Wendy Mitchell

We're anticipating an exciting new year as Wendy Mitchell joins the Film team from her current position as Editor of Screen International. Having previously been Managing Editor of IndieWire, Assistant Editor at Rolling Stone, and Assoc. Editor at Time Inc, Wendy has also written for the New York Daily News, Time Out New York, Playboy, Glamour, Salon and Billboard, among many others. A huge fan of UK film, Wendy will be looking after our Festival Selector screenings programme - and working with international colleagues to produce a range of innovative programmes.

Wendy Mitchell

What’s your connection to the British Council?
I’m about to start as a Film Programme Manager, on a one-year maternity cover for Rachel Robey. I’m stepping down from my current post as editor of Screen International and will be freelance writing and editing for Screen alongside the British Council post – hopefully the best of both worlds. I’m thrilled to be joining the British Council because Screen has teamed with them on some special projects recently including a Cannes roundtable and a Stars of Tomorrow dinner during the LFF, and I know what great work they do supporting filmmakers.

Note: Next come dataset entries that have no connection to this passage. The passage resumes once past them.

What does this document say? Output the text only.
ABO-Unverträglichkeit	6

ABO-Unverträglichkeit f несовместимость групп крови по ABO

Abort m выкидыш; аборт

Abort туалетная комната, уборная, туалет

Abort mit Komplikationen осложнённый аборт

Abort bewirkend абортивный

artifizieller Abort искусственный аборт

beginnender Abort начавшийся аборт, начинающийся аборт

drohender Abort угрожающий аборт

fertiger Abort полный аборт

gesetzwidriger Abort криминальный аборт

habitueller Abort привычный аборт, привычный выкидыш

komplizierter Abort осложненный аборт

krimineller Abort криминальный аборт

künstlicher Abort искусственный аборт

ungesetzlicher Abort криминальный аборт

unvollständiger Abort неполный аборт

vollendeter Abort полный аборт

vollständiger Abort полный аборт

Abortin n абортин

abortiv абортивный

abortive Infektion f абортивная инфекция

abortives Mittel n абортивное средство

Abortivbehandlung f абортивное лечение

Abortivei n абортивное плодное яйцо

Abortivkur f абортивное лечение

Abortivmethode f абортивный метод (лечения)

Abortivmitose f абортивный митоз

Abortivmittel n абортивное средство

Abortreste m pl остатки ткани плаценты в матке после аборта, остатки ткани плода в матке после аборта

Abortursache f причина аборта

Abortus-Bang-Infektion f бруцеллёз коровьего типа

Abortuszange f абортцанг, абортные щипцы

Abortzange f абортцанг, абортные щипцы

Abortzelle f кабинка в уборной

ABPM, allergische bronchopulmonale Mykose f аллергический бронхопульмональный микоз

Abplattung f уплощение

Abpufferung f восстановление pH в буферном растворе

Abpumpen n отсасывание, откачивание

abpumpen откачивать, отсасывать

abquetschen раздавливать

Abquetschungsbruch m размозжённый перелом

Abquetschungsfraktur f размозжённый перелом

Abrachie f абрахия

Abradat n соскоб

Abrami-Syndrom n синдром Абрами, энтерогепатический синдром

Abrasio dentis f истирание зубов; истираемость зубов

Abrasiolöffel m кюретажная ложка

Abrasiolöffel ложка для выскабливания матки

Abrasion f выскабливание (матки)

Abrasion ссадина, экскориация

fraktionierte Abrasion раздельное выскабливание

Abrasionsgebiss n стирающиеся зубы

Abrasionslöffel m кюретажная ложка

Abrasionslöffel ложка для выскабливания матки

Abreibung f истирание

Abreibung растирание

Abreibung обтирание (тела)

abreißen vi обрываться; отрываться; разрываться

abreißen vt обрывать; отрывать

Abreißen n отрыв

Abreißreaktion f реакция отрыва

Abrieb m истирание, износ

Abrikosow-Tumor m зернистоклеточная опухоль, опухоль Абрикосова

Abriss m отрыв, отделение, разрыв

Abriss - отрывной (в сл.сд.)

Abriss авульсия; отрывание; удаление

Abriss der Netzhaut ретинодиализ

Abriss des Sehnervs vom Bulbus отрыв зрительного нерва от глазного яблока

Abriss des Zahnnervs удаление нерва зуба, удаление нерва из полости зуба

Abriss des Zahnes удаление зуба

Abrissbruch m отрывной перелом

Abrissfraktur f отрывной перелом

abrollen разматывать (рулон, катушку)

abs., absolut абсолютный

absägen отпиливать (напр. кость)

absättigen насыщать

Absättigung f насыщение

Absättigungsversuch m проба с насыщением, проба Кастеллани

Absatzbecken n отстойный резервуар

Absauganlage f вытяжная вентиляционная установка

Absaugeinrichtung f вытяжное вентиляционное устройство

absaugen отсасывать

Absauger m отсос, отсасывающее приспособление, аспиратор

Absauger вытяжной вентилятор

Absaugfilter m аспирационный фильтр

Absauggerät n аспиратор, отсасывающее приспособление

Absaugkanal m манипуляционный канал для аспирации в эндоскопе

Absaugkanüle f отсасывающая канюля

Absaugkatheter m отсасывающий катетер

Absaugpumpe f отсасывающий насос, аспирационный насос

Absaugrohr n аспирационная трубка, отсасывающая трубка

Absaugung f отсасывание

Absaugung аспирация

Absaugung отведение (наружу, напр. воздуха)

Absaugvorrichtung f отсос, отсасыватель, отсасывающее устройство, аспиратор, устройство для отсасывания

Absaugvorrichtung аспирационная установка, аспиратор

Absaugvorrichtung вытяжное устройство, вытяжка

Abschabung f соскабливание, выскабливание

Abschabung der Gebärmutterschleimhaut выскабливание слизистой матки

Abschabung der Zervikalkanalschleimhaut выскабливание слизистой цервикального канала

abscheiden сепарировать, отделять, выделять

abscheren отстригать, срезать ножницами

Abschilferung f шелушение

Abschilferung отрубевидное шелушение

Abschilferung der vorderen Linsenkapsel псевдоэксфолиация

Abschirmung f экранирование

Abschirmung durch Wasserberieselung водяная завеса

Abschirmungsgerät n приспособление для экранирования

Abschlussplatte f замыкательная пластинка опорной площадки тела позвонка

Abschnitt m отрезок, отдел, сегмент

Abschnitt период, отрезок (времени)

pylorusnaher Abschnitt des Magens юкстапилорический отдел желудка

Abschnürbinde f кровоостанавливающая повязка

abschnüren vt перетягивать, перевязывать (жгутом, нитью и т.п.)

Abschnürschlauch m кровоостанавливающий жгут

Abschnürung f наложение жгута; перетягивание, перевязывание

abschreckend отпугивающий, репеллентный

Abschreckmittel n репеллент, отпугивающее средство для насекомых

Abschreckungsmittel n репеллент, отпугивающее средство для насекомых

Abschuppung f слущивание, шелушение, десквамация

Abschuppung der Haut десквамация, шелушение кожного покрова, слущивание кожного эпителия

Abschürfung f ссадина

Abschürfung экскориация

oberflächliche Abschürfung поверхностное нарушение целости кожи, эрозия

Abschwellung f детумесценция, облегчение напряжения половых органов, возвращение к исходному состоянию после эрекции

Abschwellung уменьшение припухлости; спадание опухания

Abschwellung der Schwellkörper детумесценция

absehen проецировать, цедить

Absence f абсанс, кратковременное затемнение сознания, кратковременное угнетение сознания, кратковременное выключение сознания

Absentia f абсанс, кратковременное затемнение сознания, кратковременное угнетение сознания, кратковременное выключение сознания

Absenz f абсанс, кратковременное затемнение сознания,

What are you currently working on?
First up will be figuring out where to sit when I start my first day of the job on January 5, and reading Rachel’s amazing handover notes before that. In February, I’m looking forward to going to the Berlin Film Festival with the Film team – I’ve been to Berlin about eight times before but usually stuck in an office editing Screen International dailies, so I’m excited to see the festival from a slightly different perspective.

What has been your career high so far?
When I got to meet Oprah and interview her on stage to talk about The Butler. She’s the queen of interviewers yet I was the one asking her questions. She was every bit as amazing as I expected her to be, both onstage and off. It was even better than meeting Lassie in LA a few years ago (I’m a sucker for a dog film). More mundane but still thrilling is watching any film in the Palais Des Festivals during the Cannes Film Festival. When that amazing music (The Carnival of the Animals: Aquarium) cues up and you get the sense you’re in a holy place of film history about to watch an important piece of work that nobody has seen before. It always makes me feel lucky, even if I’m struggling to stay awake at an 8:30 am screening.

What was your first job in the film industry?
After writing about the music industry for several years, I joined the indie film publication indieWIRE in New York in 2001. And have been writing about the film industry ever since.

What is your favourite British film? Why?
You can’t ask a film lover to pick a single favourite! For a classic I’d say Kes or Blow-Up; more recent faves include Sightseers, Bright Star and Shame. From this past year, ’71 and Paddington.

If you could have directed/been involved with any film ever made, which one would it be? Why?
I’d have love to have been on set for Thomas Vinterberg’s Festen. Not just for roaming around that estate, but for seeing a young filmmaker pushing cinematic language with Dogme 95 while also telling an emotional story.

What’s your favourite line or scene from a film? Why?
I get goosebumps in the final scene of Lost in Translation when Bill Murray whispers into Scarlett Johansson’s ear. We’ll never know what he said which makes it all the better.

Who would play you in the film about your life? Why?
I think Reese Witherspoon would have the right amount of Southern sass! (I grew up in North Carolina). Or Sheridan Smith if I’m pretending to be English.